In her 2021 autobiography, Meloni said Russian leader Vladimir Putin should be commended for “defending European values and Christian identity.”
But she has condemned Putin’s invasion of Ukraine and supports sanctions on Moscow.
‘Socialism is in my blood’
The characterization of Mussolini and his fascist political philosophy as “right wing” was addressed Monday in a thread on Twitter by Tom Elliott, the founder, and editor of the news site Grabien.
“Memo to my friends in the media covering Italy’s elections: Italian fascism – and especially Mussolini – were not ‘right wing,’ but rather another statist/collectivist ideology that was worshipped among left-wing intellectuals of the day,” he wrote.

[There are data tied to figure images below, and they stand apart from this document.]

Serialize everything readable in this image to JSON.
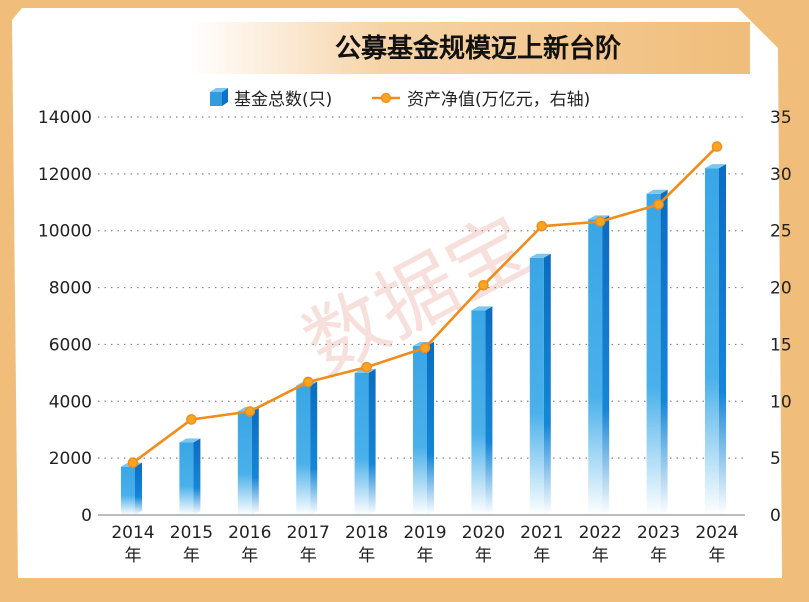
{
  "chart_data": {
    "type": "bar",
    "title": "公募基金规模迈上新台阶",
    "categories": [
      "2014",
      "2015",
      "2016",
      "2017",
      "2018",
      "2019",
      "2020",
      "2021",
      "2022",
      "2023",
      "2024"
    ],
    "category_suffix": "年",
    "series": [
      {
        "name": "基金总数(只)",
        "type": "bar",
        "axis": "left",
        "values": [
          1700,
          2550,
          3650,
          4550,
          5000,
          5950,
          7200,
          9050,
          10400,
          11300,
          12200
        ]
      },
      {
        "name": "资产净值(万亿元，右轴)",
        "type": "line",
        "axis": "right",
        "values": [
          4.6,
          8.4,
          9.1,
          11.7,
          13.0,
          14.7,
          20.2,
          25.4,
          25.8,
          27.3,
          32.4
        ]
      }
    ],
    "y_left": {
      "min": 0,
      "max": 14000,
      "ticks": [
        "0",
        "2000",
        "4000",
        "6000",
        "8000",
        "10000",
        "12000",
        "14000"
      ]
    },
    "y_right": {
      "min": 0,
      "max": 35,
      "ticks": [
        "0",
        "5",
        "10",
        "15",
        "20",
        "25",
        "30",
        "35"
      ]
    },
    "grid": true,
    "legend_position": "top-center",
    "watermark": "数据宝",
    "colors": {
      "bar_front": "#2f9de0",
      "bar_side": "#0d73c7",
      "bar_top": "#7cc6f2",
      "line": "#f08c1a",
      "marker_fill": "#f7a523",
      "frame": "#f0bd7a",
      "panel": "#ffffff"
    }
  }
}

Elliott pointed out that the political left in the 1920s and 1930s, including in the United States, “saw Mussolini as a hero.”
One of President Franklin Delano Roosevelt’s New Deal architects, Redford Guy Tugwell, wrote of Italian fascism: “It is the cleanest, neatest, most efficiently operating piece of social machinery I’ve ever seen. It makes me envious.”
When Mussolini formed the National Fascist Party, he said the objective was to advance socialism.
“Twelves years of my life in the (Socialist) party ought to be a sufficient guarantee of my socialist faith. Socialism is in my blood,” he said.
“I am and shall remain a socialist and my convictions will never change! They are bred into my very bones.”
Mussolini explained it was “necessary” to get rid of the old socialist party and replace it with his fascist party “in order to save socialism.”